Nick Clegg said the Lib Dems were setting out a "four step" manifesto to bring "fairness" into British society.
These four main themes are fair taxes, more chances for children, a fairer and greener economy, and cleaning up politics.
Central policies include plans to break up banks, put an extra 3,000 police on the streets in England and Wales, reduce class sizes in England, and give a £700 income tax cut to low and middle earners.
Under the later pledge, anyone earning less than £10,000 a year won't have to pay any income tax.
Here is the reaction of the other parties and business organisations.
Work and Pensions Secretary Yvette Cooper said the Lib Dems' plans don't add up, saying there was a "multi-billion pound gap".
Regarding specific Lib Dem policies, she added that Labour thought it was "wrong" to cut programmes such as the Child Trust Fund, which she said benefited ordinary families.
However, Ms Cooper said Labour agreed with the Lib Dems on the importance of supporting the economy over the next year, and not immediately trying to cut the public deficit as the Tories have proposed.
The Conservatives have said it is simply not affordable for the Lib Dems to propose such a "huge" tax cut given the "terrible" state of the public finances.
Nick Clegg said the Lib Dems would bring change that people could trust
Shadow work and pensions secretary Theresa May said there was "a £10bn hole" in the Lib Dem figures.

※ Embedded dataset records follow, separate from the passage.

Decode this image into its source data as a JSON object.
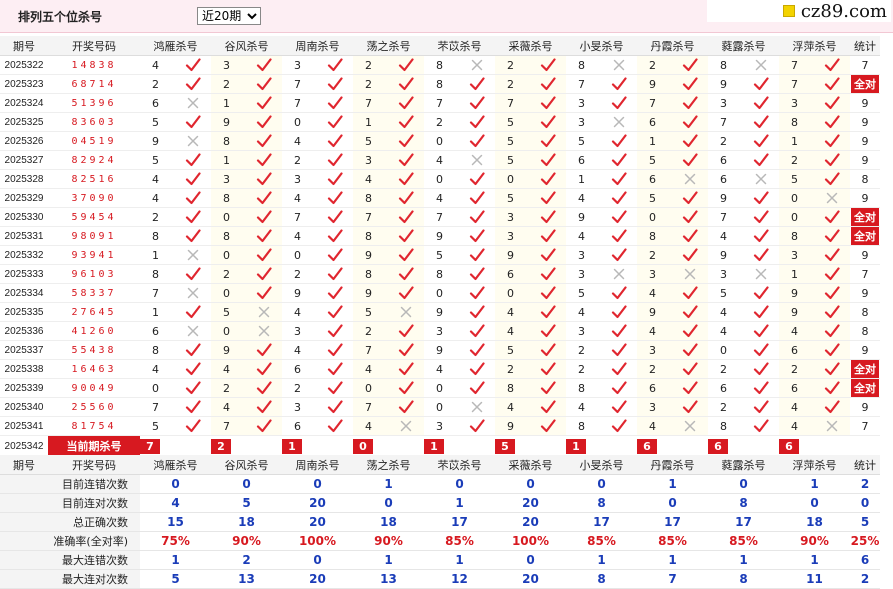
{
  "header": {
    "title": "排列五个位杀号",
    "select_value": "近20期",
    "brand": "cz89.com"
  },
  "columns": [
    "期号",
    "开奖号码",
    "鸿雁杀号",
    "谷风杀号",
    "周南杀号",
    "荡之杀号",
    "芣苡杀号",
    "采薇杀号",
    "小旻杀号",
    "丹霞杀号",
    "蕤露杀号",
    "浮萍杀号",
    "统计"
  ],
  "rows": [
    {
      "period": "2025322",
      "draw": "14838",
      "k": [
        [
          "4",
          1
        ],
        [
          "3",
          1
        ],
        [
          "3",
          1
        ],
        [
          "2",
          1
        ],
        [
          "8",
          0
        ],
        [
          "2",
          1
        ],
        [
          "8",
          0
        ],
        [
          "2",
          1
        ],
        [
          "8",
          0
        ],
        [
          "7",
          1
        ]
      ],
      "stat": "7"
    },
    {
      "period": "2025323",
      "draw": "68714",
      "k": [
        [
          "2",
          1
        ],
        [
          "2",
          1
        ],
        [
          "7",
          1
        ],
        [
          "2",
          1
        ],
        [
          "8",
          1
        ],
        [
          "2",
          1
        ],
        [
          "7",
          1
        ],
        [
          "9",
          1
        ],
        [
          "9",
          1
        ],
        [
          "7",
          1
        ]
      ],
      "stat": "全对"
    },
    {
      "period": "2025324",
      "draw": "51396",
      "k": [
        [
          "6",
          0
        ],
        [
          "1",
          1
        ],
        [
          "7",
          1
        ],
        [
          "7",
          1
        ],
        [
          "7",
          1
        ],
        [
          "7",
          1
        ],
        [
          "3",
          1
        ],
        [
          "7",
          1
        ],
        [
          "3",
          1
        ],
        [
          "3",
          1
        ]
      ],
      "stat": "9"
    },
    {
      "period": "2025325",
      "draw": "83603",
      "k": [
        [
          "5",
          1
        ],
        [
          "9",
          1
        ],
        [
          "0",
          1
        ],
        [
          "1",
          1
        ],
        [
          "2",
          1
        ],
        [
          "5",
          1
        ],
        [
          "3",
          0
        ],
        [
          "6",
          1
        ],
        [
          "7",
          1
        ],
        [
          "8",
          1
        ]
      ],
      "stat": "9"
    },
    {
      "period": "2025326",
      "draw": "04519",
      "k": [
        [
          "9",
          0
        ],
        [
          "8",
          1
        ],
        [
          "4",
          1
        ],
        [
          "5",
          1
        ],
        [
          "0",
          1
        ],
        [
          "5",
          1
        ],
        [
          "5",
          1
        ],
        [
          "1",
          1
        ],
        [
          "2",
          1
        ],
        [
          "1",
          1
        ]
      ],
      "stat": "9"
    },
    {
      "period": "2025327",
      "draw": "82924",
      "k": [
        [
          "5",
          1
        ],
        [
          "1",
          1
        ],
        [
          "2",
          1
        ],
        [
          "3",
          1
        ],
        [
          "4",
          0
        ],
        [
          "5",
          1
        ],
        [
          "6",
          1
        ],
        [
          "5",
          1
        ],
        [
          "6",
          1
        ],
        [
          "2",
          1
        ]
      ],
      "stat": "9"
    },
    {
      "period": "2025328",
      "draw": "82516",
      "k": [
        [
          "4",
          1
        ],
        [
          "3",
          1
        ],
        [
          "3",
          1
        ],
        [
          "4",
          1
        ],
        [
          "0",
          1
        ],
        [
          "0",
          1
        ],
        [
          "1",
          1
        ],
        [
          "6",
          0
        ],
        [
          "6",
          0
        ],
        [
          "5",
          1
        ]
      ],
      "stat": "8"
    },
    {
      "period": "2025329",
      "draw": "37090",
      "k": [
        [
          "4",
          1
        ],
        [
          "8",
          1
        ],
        [
          "4",
          1
        ],
        [
          "8",
          1
        ],
        [
          "4",
          1
        ],
        [
          "5",
          1
        ],
        [
          "4",
          1
        ],
        [
          "5",
          1
        ],
        [
          "9",
          1
        ],
        [
          "0",
          0
        ]
      ],
      "stat": "9"
    },
    {
      "period": "2025330",
      "draw": "59454",
      "k": [
        [
          "2",
          1
        ],
        [
          "0",
          1
        ],
        [
          "7",
          1
        ],
        [
          "7",
          1
        ],
        [
          "7",
          1
        ],
        [
          "3",
          1
        ],
        [
          "9",
          1
        ],
        [
          "0",
          1
        ],
        [
          "7",
          1
        ],
        [
          "0",
          1
        ]
      ],
      "stat": "全对"
    },
    {
      "period": "2025331",
      "draw": "98091",
      "k": [
        [
          "8",
          1
        ],
        [
          "8",
          1
        ],
        [
          "4",
          1
        ],
        [
          "8",
          1
        ],
        [
          "9",
          1
        ],
        [
          "3",
          1
        ],
        [
          "4",
          1
        ],
        [
          "8",
          1
        ],
        [
          "4",
          1
        ],
        [
          "8",
          1
        ]
      ],
      "stat": "全对"
    },
    {
      "period": "2025332",
      "draw": "93941",
      "k": [
        [
          "1",
          0
        ],
        [
          "0",
          1
        ],
        [
          "0",
          1
        ],
        [
          "9",
          1
        ],
        [
          "5",
          1
        ],
        [
          "9",
          1
        ],
        [
          "3",
          1
        ],
        [
          "2",
          1
        ],
        [
          "9",
          1
        ],
        [
          "3",
          1
        ]
      ],
      "stat": "9"
    },
    {
      "period": "2025333",
      "draw": "96103",
      "k": [
        [
          "8",
          1
        ],
        [
          "2",
          1
        ],
        [
          "2",
          1
        ],
        [
          "8",
          1
        ],
        [
          "8",
          1
        ],
        [
          "6",
          1
        ],
        [
          "3",
          0
        ],
        [
          "3",
          0
        ],
        [
          "3",
          0
        ],
        [
          "1",
          1
        ]
      ],
      "stat": "7"
    },
    {
      "period": "2025334",
      "draw": "58337",
      "k": [
        [
          "7",
          0
        ],
        [
          "0",
          1
        ],
        [
          "9",
          1
        ],
        [
          "9",
          1
        ],
        [
          "0",
          1
        ],
        [
          "0",
          1
        ],
        [
          "5",
          1
        ],
        [
          "4",
          1
        ],
        [
          "5",
          1
        ],
        [
          "9",
          1
        ]
      ],
      "stat": "9"
    },
    {
      "period": "2025335",
      "draw": "27645",
      "k": [
        [
          "1",
          1
        ],
        [
          "5",
          0
        ],
        [
          "4",
          1
        ],
        [
          "5",
          0
        ],
        [
          "9",
          1
        ],
        [
          "4",
          1
        ],
        [
          "4",
          1
        ],
        [
          "9",
          1
        ],
        [
          "4",
          1
        ],
        [
          "9",
          1
        ]
      ],
      "stat": "8"
    },
    {
      "period": "2025336",
      "draw": "41260",
      "k": [
        [
          "6",
          0
        ],
        [
          "0",
          0
        ],
        [
          "3",
          1
        ],
        [
          "2",
          1
        ],
        [
          "3",
          1
        ],
        [
          "4",
          1
        ],
        [
          "3",
          1
        ],
        [
          "4",
          1
        ],
        [
          "4",
          1
        ],
        [
          "4",
          1
        ]
      ],
      "stat": "8"
    },
    {
      "period": "2025337",
      "draw": "55438",
      "k": [
        [
          "8",
          1
        ],
        [
          "9",
          1
        ],
        [
          "4",
          1
        ],
        [
          "7",
          1
        ],
        [
          "9",
          1
        ],
        [
          "5",
          1
        ],
        [
          "2",
          1
        ],
        [
          "3",
          1
        ],
        [
          "0",
          1
        ],
        [
          "6",
          1
        ]
      ],
      "stat": "9"
    },
    {
      "period": "2025338",
      "draw": "16463",
      "k": [
        [
          "4",
          1
        ],
        [
          "4",
          1
        ],
        [
          "6",
          1
        ],
        [
          "4",
          1
        ],
        [
          "4",
          1
        ],
        [
          "2",
          1
        ],
        [
          "2",
          1
        ],
        [
          "2",
          1
        ],
        [
          "2",
          1
        ],
        [
          "2",
          1
        ]
      ],
      "stat": "全对"
    },
    {
      "period": "2025339",
      "draw": "90049",
      "k": [
        [
          "0",
          1
        ],
        [
          "2",
          1
        ],
        [
          "2",
          1
        ],
        [
          "0",
          1
        ],
        [
          "0",
          1
        ],
        [
          "8",
          1
        ],
        [
          "8",
          1
        ],
        [
          "6",
          1
        ],
        [
          "6",
          1
        ],
        [
          "6",
          1
        ]
      ],
      "stat": "全对"
    },
    {
      "period": "2025340",
      "draw": "25560",
      "k": [
        [
          "7",
          1
        ],
        [
          "4",
          1
        ],
        [
          "3",
          1
        ],
        [
          "7",
          1
        ],
        [
          "0",
          0
        ],
        [
          "4",
          1
        ],
        [
          "4",
          1
        ],
        [
          "3",
          1
        ],
        [
          "2",
          1
        ],
        [
          "4",
          1
        ]
      ],
      "stat": "9"
    },
    {
      "period": "2025341",
      "draw": "81754",
      "k": [
        [
          "5",
          1
        ],
        [
          "7",
          1
        ],
        [
          "6",
          1
        ],
        [
          "4",
          0
        ],
        [
          "3",
          1
        ],
        [
          "9",
          1
        ],
        [
          "8",
          1
        ],
        [
          "4",
          0
        ],
        [
          "8",
          1
        ],
        [
          "4",
          0
        ]
      ],
      "stat": "7"
    }
  ],
  "current": {
    "period": "2025342",
    "label": "当前期杀号",
    "values": [
      "7",
      "2",
      "1",
      "0",
      "1",
      "5",
      "1",
      "6",
      "6",
      "6"
    ]
  },
  "summary": {
    "labels": [
      "目前连错次数",
      "目前连对次数",
      "总正确次数",
      "准确率(全对率)",
      "最大连错次数",
      "最大连对次数"
    ],
    "values": [
      [
        "0",
        "0",
        "0",
        "1",
        "0",
        "0",
        "0",
        "1",
        "0",
        "1",
        "2"
      ],
      [
        "4",
        "5",
        "20",
        "0",
        "1",
        "20",
        "8",
        "0",
        "8",
        "0",
        "0"
      ],
      [
        "15",
        "18",
        "20",
        "18",
        "17",
        "20",
        "17",
        "17",
        "17",
        "18",
        "5"
      ],
      [
        "75%",
        "90%",
        "100%",
        "90%",
        "85%",
        "100%",
        "85%",
        "85%",
        "85%",
        "90%",
        "25%"
      ],
      [
        "1",
        "2",
        "0",
        "1",
        "1",
        "0",
        "1",
        "1",
        "1",
        "1",
        "6"
      ],
      [
        "5",
        "13",
        "20",
        "13",
        "12",
        "20",
        "8",
        "7",
        "8",
        "11",
        "2"
      ]
    ]
  },
  "colors": {
    "check": "#e0262f",
    "cross": "#b8b8b8",
    "accent": "#d71920",
    "blue": "#1a3cb8"
  },
  "icons": {
    "correct": "check-icon",
    "wrong": "cross-icon"
  }
}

"All governments want to ensure that people and businesses are paying tax that it's appropriate for them to be paying, but the Liberal Democrats are making significant claims about this which simply don't stack up," she said.
"Far from the new politics, this is more of the same old approach of putting in figures without backing them up."
SNP & PLAID CYMRU
The Scottish National Party (SNP) and Plaid Cymru said the Lib Dems were offering "more of the same" as Labour and the Conservatives.

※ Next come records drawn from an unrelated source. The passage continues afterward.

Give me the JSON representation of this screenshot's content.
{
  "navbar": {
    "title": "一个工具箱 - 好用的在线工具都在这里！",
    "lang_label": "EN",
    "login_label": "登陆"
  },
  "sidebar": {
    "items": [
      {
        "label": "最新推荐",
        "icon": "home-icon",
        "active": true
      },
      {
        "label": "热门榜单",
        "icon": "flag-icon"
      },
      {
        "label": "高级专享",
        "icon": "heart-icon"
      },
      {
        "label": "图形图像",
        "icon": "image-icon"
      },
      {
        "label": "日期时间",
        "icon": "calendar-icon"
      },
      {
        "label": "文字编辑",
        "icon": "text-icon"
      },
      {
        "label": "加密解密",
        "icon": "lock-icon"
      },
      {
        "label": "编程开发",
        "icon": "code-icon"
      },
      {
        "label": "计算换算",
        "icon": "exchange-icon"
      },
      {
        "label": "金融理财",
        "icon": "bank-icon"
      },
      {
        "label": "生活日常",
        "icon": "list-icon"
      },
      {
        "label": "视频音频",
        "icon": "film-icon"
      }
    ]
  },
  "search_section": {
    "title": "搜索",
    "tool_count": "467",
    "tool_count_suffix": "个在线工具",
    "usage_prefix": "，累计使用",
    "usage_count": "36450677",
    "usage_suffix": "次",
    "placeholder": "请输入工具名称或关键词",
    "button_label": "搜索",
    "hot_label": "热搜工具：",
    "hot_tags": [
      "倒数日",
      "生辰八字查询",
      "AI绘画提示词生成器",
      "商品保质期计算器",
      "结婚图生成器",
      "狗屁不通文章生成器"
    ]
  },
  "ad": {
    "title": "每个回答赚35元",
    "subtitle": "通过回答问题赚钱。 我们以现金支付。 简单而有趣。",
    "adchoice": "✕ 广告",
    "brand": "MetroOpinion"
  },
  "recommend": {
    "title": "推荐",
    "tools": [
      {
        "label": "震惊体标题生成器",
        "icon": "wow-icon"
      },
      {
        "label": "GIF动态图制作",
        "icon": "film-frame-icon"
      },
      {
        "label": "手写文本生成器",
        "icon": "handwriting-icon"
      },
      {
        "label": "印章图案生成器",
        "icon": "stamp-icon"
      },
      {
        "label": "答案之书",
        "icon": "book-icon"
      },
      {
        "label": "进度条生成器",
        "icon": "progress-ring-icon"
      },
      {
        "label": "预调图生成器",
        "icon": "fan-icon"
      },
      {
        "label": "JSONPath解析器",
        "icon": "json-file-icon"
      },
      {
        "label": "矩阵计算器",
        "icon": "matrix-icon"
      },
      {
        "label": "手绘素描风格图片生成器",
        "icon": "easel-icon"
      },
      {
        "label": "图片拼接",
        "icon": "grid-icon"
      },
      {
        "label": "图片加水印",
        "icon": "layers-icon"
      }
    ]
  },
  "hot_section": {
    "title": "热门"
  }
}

Both say they are the only choice for people in Scotland and Wales who want real change.
The CBI business organisation has generally been critical of the Lib Dems' manifesto.
CBI deputy director-general John Cridland said the plan to raise capital gains tax "fails to recognise or reward the risk and investment we need from entrepreneurs and small businesses to help the economy grow".
He also poured scorn on Lib Dem plans to raise the young person's minimum wage, a move he said "would cause even higher levels of youth unemployment".
He was no less critical of the Lib Dem proposal to break up the UK's largest banks, a move he said "would damage some of our best-known multi-national companies to no good effect".
However, he welcomed Lib Dem plans to sort out the public finances and reform state pensions.
Environmental group Greenpeace was supportive of the Lib Dems' manifesto.
"The Liberal Democrats have set out the most progressive environmental policies of all the major parties, and they now have a real chance to make them count," said Greenpeace executive director John Sauven.
"As part of a coalition government, this party could establish red lines on issues like Heathrow and coal power, and focus instead on developing the clean technologies that will define the 21st century."
INSTITUTE OF DIRECTORS
The Institute of Directors (IoD) business organisation has criticised the Lib Dems manifesto.
"There are aspects of the Liberal Democrat manifesto which tip their hat to the business agenda, but unfortunately these are largely undermined by a series of proposals that would inhibit business growth," said IoD director-general Miles Templeman.
Regarding the specific Lib Dem proposals, the Mr Templeman said ruling out a third runway at London Heathrow "reveals a failure to recognise the link between economic growth and improved airport infrastructure".
However, he did welcome the Lib Dems' decision to try to reduce business regulation, and the call for more autonomy for schools.
FRIENDS OF THE EARTH
Friends of the Earth said the Lib Dems had shown the environment "can be at the heart of policy-making".
"Their environmental policies have been woven into their economic recovery plans, recognising that building a low-carbon future will create thousands of new green jobs and business opportunities for Britain," said Friends of the Earth executive director Andy Atkins.
However, he added the manifesto says nothing on how local councils "will play their part in meeting UK climate targets".